Worst case, can't you run a minimal turn server and have TCP over Wireshark/UDP over turn/tcp?

For a site to site VPN, something where you use transparent proxying at the routers to turn TCP into TCP over SOCKS (over TLS) might work. TCP proxying with 1:1 sockets avoids most of the issues with TCP over TCP, at the expense of needing to keep socket buffers at the proxy hosts.

Did ipsec over udp for client vpn, to datacenter and even to Azure from AWS. No issues whatsoever, never did more than a Gbit over 1 tunnel though.
We've run Wireguard tunnels that max out at 1 Gbps in AWS for years with no issues (on the AWS side, anyways). It seems like things get hairy once you want to do more than that.
Did you try udp/443 to see if OVH clobber that traffic ?

I was quite hoping that the advent of QUIC would let us all use UDP again, albeit on one port.

Did you go down the shadowsocks path at all?
I did not. I'm not terribly familiar with it, but it doesn't look like I can do general routing with it, right? My end goal is to route between two subnets.
Nope, shadowsocks is just plain TCP-in-TCP (not TCP-over-TCP) proxy. If you cannot have performant routing between clouds due to UDP QoS, then the only sensible solution would be to setup proxy nodes on both sides and transparently redirect TCP (if that's all you need) traffic through the proxy.

(I wrote https://github.com/shadowsocks/go-shadowsocks2)

> strongSwan cannot be configured to do unencapsulated ESP anymore -- they removed the option

wait, what? Pretty sure I still used unencapsulated ESP a few months ago… though I wouldn't necessarily notice if it negotiates UDP after some update I guess… starts looking at things

Edit: strongswan 6.0 Beta documentation still lists "<conn>.encap default: no" as config option — this wouldn't make any sense if UDP encapsulation was always on now. Are you sure about this?

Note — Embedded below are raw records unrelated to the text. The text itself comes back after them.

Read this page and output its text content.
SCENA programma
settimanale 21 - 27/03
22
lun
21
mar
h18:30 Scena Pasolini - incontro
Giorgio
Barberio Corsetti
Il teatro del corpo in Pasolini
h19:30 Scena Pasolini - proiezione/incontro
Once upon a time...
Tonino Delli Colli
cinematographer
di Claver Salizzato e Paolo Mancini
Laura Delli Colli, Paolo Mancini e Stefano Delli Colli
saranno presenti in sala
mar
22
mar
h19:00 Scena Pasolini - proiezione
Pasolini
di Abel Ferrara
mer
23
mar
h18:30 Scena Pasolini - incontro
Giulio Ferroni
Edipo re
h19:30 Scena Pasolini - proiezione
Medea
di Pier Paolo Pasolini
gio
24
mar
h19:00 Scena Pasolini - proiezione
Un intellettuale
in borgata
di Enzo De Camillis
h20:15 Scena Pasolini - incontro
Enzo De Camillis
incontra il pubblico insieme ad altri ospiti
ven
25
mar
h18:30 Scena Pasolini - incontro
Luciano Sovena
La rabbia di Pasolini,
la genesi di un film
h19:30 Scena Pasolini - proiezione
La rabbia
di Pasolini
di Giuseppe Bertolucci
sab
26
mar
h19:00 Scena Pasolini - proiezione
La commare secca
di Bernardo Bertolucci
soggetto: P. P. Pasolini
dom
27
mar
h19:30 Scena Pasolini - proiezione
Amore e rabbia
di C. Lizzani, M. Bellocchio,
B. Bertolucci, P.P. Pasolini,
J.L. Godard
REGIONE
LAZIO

Sorry, I misremembered the issue. Looking at my notes the issue is they don't allow disabling their NAT-T implementation, which detects NAT scenarios and automatically forces encapsulation on port 4500/udp. The issue is that every public IP on an EC2 instance is a 1:1 NAT IP. Every packet sent to the public IP is forwarded to the private IP -- including ESP -- but it is technically NAT and looks like NAT to strongSwan.

There's an issue open for years; it will probably never be fixed:

https://wiki.strongswan.org/issues/1265

Ah, OK, yeah that makes sense.

FWIW, using IPv6 might be an option here?